Bond yields are setting new milestones as government borrowing costs across Europe continuing to collapse. Dovish central bank policy expectations are causing debt yields to fall even further, deeper into negative yielding territory. The German 10-year Bund yield – Eurozone’s benchmark - dipped below the European Central Bank’s deposit rate for the first time ever. In the case of the UK, 10-year gilts also hit an all-time low with the yield falling below the Bank of England’s policy rate for the first time in 11 years.

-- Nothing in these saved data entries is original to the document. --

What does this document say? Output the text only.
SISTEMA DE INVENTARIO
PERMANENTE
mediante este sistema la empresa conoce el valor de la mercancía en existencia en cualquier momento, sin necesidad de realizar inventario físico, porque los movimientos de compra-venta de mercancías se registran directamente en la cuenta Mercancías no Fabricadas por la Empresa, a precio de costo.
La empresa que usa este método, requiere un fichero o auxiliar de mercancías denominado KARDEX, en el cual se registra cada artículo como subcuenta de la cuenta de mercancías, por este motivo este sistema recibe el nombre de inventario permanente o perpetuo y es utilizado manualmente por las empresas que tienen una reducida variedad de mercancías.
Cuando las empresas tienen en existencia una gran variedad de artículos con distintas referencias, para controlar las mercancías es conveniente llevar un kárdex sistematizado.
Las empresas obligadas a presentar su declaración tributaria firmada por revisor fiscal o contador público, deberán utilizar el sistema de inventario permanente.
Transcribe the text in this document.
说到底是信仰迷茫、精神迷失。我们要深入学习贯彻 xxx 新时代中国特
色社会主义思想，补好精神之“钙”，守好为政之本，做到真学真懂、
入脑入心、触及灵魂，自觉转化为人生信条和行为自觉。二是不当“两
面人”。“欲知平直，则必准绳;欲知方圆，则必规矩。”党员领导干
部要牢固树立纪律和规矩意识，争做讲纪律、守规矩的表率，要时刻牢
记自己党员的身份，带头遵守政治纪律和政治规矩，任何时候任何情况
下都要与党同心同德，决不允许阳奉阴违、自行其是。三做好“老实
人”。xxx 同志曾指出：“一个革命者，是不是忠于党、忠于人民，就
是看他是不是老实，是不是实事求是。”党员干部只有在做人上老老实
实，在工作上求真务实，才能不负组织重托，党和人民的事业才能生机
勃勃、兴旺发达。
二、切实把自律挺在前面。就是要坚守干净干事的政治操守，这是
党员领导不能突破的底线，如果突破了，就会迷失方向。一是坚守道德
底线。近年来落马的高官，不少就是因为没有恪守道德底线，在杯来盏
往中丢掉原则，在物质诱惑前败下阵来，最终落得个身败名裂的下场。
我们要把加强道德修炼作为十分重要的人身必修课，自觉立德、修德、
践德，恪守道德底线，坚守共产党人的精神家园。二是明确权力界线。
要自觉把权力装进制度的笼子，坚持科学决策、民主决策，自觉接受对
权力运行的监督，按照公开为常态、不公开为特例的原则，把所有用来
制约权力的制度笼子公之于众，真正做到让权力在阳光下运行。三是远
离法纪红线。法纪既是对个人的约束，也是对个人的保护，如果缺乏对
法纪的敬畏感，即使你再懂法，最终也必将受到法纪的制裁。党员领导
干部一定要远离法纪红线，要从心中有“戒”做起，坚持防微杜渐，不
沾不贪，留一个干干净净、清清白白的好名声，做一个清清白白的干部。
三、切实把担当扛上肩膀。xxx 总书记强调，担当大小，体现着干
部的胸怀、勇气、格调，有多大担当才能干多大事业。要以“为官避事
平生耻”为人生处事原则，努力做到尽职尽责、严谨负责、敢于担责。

Bond yields and prices move in opposite directions, with the yields being determined by supply and demand dynamics. Sub-zero yields mean prices are high and investors are therefore accepting a loss to hold them. Looser monetary policy, with the US Federal Reserve expected to deliver a rate cut this month while the European Central Bank (ECB) has been vocal about the return to quantitative easing, has led investors to believe there will be an injection of liquidity in the market, further restricting the supply of bonds.
Although the relationship between commercial real estate and bond yields is relatively nuanced, with correlation analysis depicting a weak relationship between property and bond yields – movements in bond yields do shift and impact property yields. Nonetheless, other drivers such as rental growth and supply dynamics will have a greater impact. One thing that is clear is that the central banks have created an environment in which investors are yield hunting. As a result, real estate is continuing to draw in those who favour the steady income stream and relatively higher returns this asset class has to offer. Furthermore the low interest rates are prolonging this already mature real estate cycle. The latest Inrev investment intentions survey shows investors have an intention to place a minimum of €72.4 billion of new capital into global real estate.
Looking ahead, the demand for safe haven assets will likely to continue, in particular as global economic growth is fragile - placing further downward pressure on bond yields. Combined with the late stage of the property cycle investors will naturally gravitate towards core assets, however due to the supply constraints they may be obliged to move up the risk curve pursuing core plus and value-add strategies.